The complication is what Perturabo did with all that cohesion once he had it. The Imperial Armour timeline records the Dispute of Iron around M34: a civil war erupts on Medrengard, tears through every Iron Warriors domain, wipes out whole sub-factions like the Shattered Tower and births new ones like the Steel Brethren, then stops as suddenly as it began. The book notes some believe the whole thing was “carried out according to the Daemon-Primarch Perturabo’s design in order to weed out the weak and the unworthy from his scions.” He took the most cohesive traitor legion in the galaxy and ran a purge through it for quality control.
When people say the Iron Warriors are the least broken, what they really mean is the Iron Warriors are the most functional. Those aren’t the same claim. The machine still works beautifully. It’s just that the machinist keeps feeding bits of it back into the furnace, the way some people can’t leave a tidy cupboard alone and have to reorganise it until half the contents are in the bin.
I went down this exact rabbit hole years ago, the way you do. Started on the Word Bearers entry in an old Index Astartes reprint because I wanted one fact about Dark Apostles for a Kill Team list I was theorising and never built. Three hours later I was on the Lexicanum page for the Dispute of Iron with eleven tabs open and a stone-cold mug of tea, having completely forgotten the list existed. Never did build that killteam. The models are still grey plastic in a box under my desk. The more you read, though, the more the question stops being “who took the most casualties” and turns into “who still knew who they were afterwards.”

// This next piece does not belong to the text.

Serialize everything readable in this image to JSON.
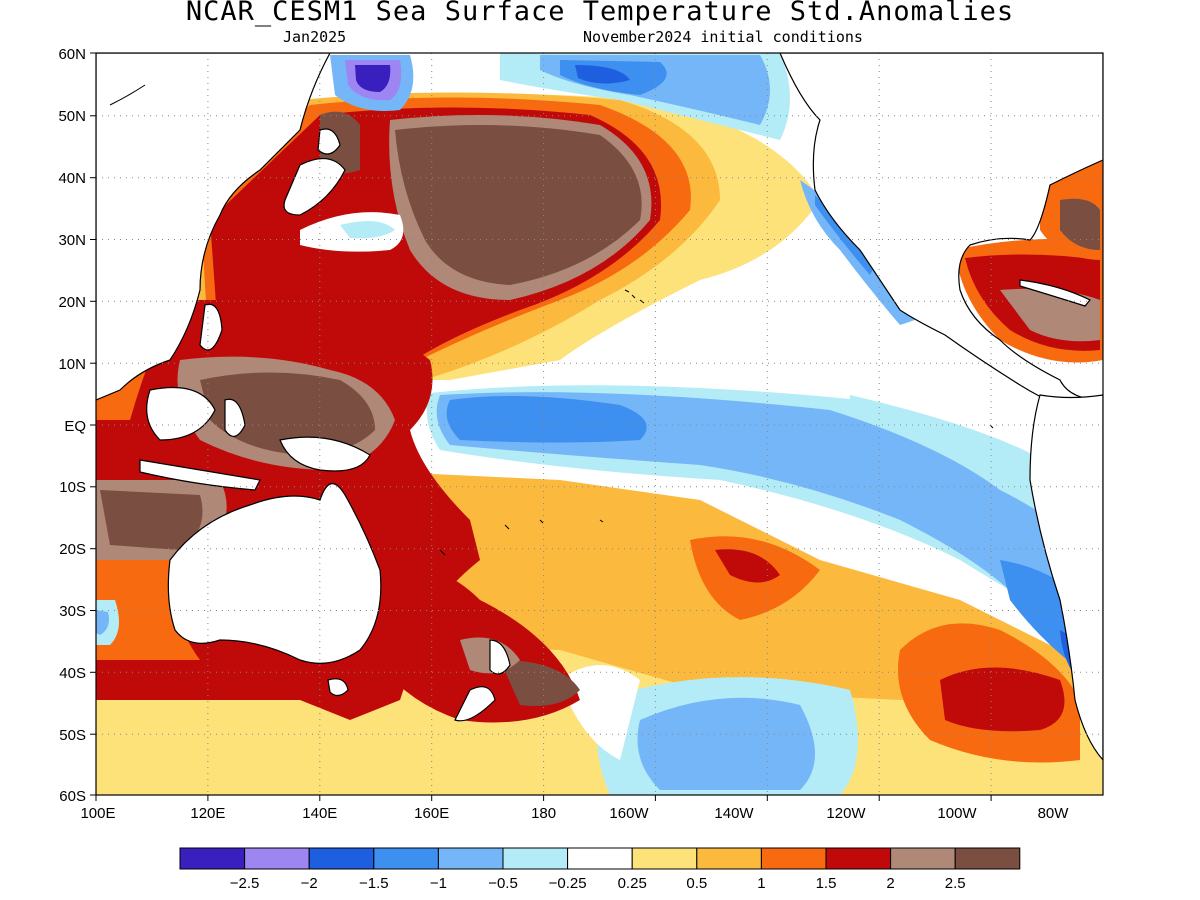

So yeah. Word Bearers. Weird pick, I know. Everyone wants it to be the Iron Warriors because the Iron Warriors look the part, all trenches and artillery and grim competence. But the Iron Warriors got purged by their own primarch inside four centuries. The Word Bearers just carried on preaching. Lost the war and kept the faith, never once had a crisis about what any of it was for. Ten thousand years of that.
Anyway, that’s my vote in the thread. I’ll probably get told I’m overrating Lorgar, which is fair, because I usually am.